The entrepreneurial inventors’ next move was to increase its reach to an older demographic. In 1977 came the launch of Lego Technic, a more advanced system complete with rotating gears, marketed to a mature, conscientious audience, which would ensure Lego lovers would keep building into their teens.

However, the most significant breakthrough perhaps came a year later with the creation of Lego people. By offering the Lego world a human face – allowing children to make houses for people to live in and jets for them to fly – it paved the way for a whole new kind of play. Of course you could still build, but once a world was built, your characters could live in it, to.

Without these now-iconic figurines Lego's various popular themed universes – such as space, pirates, vikings and Wild West would not be possible – and the tracks were laid all the way to lucrative Star Wars and Batman ranges to come.


Star Wars lego toys at the Lego store in Abu Dhabi. Mona Al Marzooqi / The National

These ranges in turn set the tone of an increasing market for spectacular one-off kits, which would be bought, built once, and displayed like a monument – therefore requiring ever-more Lego to be bought – and ever-grander kits to be invented.

These innovations and smart brand partnerships – as well as expanding into different virtual and physical mediums – have each played a vital role in keeping Lego relevant with ever-changing generations of children.

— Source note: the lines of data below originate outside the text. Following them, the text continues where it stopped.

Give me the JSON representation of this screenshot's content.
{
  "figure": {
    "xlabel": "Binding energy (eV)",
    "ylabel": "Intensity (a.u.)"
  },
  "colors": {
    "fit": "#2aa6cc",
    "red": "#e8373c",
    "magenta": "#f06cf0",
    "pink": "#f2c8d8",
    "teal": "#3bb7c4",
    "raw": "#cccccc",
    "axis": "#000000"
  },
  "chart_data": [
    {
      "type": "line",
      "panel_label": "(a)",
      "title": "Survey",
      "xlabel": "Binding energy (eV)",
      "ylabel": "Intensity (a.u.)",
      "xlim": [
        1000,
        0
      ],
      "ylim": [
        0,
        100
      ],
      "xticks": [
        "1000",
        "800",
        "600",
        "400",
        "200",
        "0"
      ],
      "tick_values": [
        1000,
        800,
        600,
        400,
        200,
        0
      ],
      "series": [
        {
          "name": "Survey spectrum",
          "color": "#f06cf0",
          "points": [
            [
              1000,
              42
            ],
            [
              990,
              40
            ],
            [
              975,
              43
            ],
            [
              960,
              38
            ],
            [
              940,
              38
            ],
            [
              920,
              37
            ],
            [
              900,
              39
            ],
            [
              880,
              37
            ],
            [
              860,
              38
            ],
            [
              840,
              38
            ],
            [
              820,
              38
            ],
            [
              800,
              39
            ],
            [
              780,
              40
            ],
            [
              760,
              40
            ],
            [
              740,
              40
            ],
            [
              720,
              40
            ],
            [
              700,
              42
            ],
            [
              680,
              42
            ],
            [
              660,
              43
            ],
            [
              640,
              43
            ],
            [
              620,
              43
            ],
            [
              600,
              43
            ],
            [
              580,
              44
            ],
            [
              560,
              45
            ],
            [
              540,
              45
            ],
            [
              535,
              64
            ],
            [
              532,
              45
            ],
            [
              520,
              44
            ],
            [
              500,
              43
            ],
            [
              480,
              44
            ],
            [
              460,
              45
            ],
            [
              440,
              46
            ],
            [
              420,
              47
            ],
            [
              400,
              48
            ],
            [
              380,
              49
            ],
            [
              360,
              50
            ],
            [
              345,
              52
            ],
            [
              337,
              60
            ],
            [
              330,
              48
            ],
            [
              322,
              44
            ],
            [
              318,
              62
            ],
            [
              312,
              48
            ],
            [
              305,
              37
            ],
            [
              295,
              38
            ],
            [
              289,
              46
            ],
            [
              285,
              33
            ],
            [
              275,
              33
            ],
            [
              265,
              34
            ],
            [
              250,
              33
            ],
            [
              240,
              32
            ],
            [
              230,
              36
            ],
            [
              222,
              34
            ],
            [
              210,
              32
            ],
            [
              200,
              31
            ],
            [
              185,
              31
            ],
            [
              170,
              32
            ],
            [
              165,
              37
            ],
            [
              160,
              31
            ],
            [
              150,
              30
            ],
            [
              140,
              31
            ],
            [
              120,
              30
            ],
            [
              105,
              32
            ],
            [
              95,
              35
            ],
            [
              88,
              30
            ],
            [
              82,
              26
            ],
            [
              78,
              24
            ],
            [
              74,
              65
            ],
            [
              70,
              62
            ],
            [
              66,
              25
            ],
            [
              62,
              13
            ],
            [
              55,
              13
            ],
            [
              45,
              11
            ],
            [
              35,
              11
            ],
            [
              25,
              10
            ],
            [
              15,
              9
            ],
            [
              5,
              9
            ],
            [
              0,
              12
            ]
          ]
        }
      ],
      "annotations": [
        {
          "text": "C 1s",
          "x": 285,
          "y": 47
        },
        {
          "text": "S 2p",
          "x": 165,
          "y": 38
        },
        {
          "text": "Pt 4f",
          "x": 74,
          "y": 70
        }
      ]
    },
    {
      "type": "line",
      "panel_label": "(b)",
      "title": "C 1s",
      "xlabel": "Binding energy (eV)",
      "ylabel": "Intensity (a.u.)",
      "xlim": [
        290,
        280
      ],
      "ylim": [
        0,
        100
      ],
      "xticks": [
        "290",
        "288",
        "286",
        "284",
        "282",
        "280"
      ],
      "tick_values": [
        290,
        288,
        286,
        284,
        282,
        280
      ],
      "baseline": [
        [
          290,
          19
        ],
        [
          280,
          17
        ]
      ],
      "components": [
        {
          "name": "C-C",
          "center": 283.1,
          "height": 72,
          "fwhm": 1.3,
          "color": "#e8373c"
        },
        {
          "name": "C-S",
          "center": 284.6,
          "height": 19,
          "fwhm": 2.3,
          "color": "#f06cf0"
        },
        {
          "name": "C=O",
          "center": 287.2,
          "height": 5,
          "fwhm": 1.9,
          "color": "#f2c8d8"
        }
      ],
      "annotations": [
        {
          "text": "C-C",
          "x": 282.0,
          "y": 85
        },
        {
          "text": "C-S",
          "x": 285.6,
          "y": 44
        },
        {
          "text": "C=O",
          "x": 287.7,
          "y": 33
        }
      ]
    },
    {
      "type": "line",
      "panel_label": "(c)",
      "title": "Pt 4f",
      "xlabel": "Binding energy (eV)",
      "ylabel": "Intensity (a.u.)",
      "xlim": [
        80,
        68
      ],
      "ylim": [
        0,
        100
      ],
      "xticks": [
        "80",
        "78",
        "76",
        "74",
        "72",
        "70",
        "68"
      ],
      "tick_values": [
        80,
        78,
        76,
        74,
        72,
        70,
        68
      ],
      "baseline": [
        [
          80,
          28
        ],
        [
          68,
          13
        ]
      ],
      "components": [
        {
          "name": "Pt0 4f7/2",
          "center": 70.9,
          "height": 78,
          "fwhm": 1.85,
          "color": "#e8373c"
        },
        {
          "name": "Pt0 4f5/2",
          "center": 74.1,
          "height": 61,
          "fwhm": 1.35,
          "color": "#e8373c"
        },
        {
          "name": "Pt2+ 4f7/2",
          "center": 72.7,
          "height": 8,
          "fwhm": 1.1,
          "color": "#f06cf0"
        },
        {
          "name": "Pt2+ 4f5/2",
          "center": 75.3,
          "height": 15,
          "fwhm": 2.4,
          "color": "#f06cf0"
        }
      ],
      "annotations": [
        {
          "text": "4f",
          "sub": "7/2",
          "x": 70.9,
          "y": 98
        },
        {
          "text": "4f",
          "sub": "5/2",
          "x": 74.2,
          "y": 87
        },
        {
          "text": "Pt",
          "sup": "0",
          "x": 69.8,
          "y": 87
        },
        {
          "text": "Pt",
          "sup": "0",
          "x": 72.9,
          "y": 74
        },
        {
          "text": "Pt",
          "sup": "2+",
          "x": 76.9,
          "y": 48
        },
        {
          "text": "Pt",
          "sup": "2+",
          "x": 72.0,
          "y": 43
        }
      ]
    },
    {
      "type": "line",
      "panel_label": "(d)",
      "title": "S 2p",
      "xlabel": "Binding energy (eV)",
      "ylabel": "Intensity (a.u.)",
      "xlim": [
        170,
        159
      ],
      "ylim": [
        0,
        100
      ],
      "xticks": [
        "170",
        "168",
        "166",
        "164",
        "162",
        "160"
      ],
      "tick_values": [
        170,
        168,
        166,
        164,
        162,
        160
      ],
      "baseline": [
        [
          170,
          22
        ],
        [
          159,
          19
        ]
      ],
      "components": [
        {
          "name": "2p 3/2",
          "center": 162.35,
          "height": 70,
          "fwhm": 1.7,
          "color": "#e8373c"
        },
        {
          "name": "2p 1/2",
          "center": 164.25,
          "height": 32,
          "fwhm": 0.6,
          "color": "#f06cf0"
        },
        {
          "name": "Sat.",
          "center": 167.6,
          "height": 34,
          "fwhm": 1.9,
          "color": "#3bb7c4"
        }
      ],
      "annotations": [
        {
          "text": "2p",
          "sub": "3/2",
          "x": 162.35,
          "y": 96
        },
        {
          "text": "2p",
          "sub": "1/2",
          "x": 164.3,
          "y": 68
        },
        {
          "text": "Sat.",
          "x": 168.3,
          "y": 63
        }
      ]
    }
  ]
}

However. the things Lego has kept the same should not be overlooked. A brick bought at Legoland Dubai today will fit snugly into one acquired back in 1958 – a fact more unimaginable to parents than their children. When adults buy Lego and encourage loved ones to play with it, many are subconsciously embracing their own childhood, spent toiling over the bricks. By playing with Lego you embrace both possibility and the past, tapping into an intergenerational tradition that has proved immune to trend.

As I learnt this summer when I visited my brother’s home, and found his two sons bent, seriously, over several plastic toolboxes. Inside, each was divided neatly into walled compartments, each compartment containing dozens of tiny Lego pieces carefully sorted by type – exactly as I’d left them, two decades earlier.